Ich muss sagen, dass das Forum es "geschafft" hat, dass ich, noch bevor ich jetzt frisch Pflegestelle für einen Direktimport werde, denke, das mache ich nie wieder. Selbst wenn die Hündin nett ist, dann sind ja scheinbar alle anderen ne Katastrophe.
Jeder Hund hat das Potential, eine Katastrophe zu sein. Das hängt sehr viel auch davon ab, was für den Menschen, zu dem er kommt, wichtig ist.

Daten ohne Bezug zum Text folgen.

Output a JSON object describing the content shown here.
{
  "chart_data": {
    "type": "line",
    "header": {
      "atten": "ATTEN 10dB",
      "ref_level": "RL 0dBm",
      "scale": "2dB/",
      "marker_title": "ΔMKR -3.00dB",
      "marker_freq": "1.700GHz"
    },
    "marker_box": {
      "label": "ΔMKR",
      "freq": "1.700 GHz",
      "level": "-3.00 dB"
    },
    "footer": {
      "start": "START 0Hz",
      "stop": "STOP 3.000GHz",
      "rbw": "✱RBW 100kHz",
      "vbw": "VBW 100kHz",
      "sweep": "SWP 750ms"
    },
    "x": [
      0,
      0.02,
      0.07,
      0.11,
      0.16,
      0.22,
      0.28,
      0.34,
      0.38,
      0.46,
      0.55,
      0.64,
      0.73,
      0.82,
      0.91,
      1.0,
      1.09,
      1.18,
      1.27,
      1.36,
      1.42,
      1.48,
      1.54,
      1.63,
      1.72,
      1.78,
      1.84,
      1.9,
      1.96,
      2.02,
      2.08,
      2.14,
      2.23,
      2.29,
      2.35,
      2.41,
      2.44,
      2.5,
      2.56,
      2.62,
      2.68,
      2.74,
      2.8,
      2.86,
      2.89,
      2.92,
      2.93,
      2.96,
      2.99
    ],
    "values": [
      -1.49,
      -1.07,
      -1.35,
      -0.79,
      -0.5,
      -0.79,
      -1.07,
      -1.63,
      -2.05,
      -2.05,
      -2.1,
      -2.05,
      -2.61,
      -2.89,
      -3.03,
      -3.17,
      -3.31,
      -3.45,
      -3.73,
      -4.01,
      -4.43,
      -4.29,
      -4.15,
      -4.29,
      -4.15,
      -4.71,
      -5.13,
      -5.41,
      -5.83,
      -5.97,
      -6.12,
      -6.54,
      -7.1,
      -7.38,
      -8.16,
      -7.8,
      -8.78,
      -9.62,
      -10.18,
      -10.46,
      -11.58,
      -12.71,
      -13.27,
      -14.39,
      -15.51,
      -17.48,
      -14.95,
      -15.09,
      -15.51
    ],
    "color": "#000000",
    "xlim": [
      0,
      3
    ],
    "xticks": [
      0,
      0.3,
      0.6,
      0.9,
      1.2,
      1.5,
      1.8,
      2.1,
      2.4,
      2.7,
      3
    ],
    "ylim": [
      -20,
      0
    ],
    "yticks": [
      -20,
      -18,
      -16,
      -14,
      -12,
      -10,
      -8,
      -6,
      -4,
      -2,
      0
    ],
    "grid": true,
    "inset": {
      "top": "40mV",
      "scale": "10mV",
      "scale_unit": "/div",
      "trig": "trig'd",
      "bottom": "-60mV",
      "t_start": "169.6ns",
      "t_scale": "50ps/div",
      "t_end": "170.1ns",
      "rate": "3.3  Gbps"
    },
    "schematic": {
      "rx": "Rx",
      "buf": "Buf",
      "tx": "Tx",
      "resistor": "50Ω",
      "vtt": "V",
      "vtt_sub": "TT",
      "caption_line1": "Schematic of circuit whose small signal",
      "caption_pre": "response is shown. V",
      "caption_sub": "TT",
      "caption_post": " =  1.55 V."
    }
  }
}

Meine Hunde sind alle zu mir gekommen nach dem Motto: Mal schauen, was wird.
Nein, ich bin keine Pflegestelle, aber ich habe meine Hunde ausgesucht. Die ersten (den allerersten mal ausgenommen, da war ich 14 Jahre alt) hab ich im TH kennengelernt und hab gesagt. Nett, könnte was draus werden.
Meine Jungs jetzt hab ich von privat und da hab ich das gleiche gesagt. Naja, war eher ein: hmhm, mal schauen, wird schwieriger als mit den Alten. Aber ich hab hier auch eine Wohnsituation bzw. hatte sie damals, in der ich mit allem leben konnte.
Wir haben für die Jungs einen zweiten Gartenzaun gebaut und an diversen Ecken Überkletterschutz angebracht. Ich habe 2 Hundeklappen (eine mechanische, die war auch für die Alten gut und für meine Jungs jetzt noch eine zweite, zeitgesteuerte, weil sie einfach zu laut draussen sind).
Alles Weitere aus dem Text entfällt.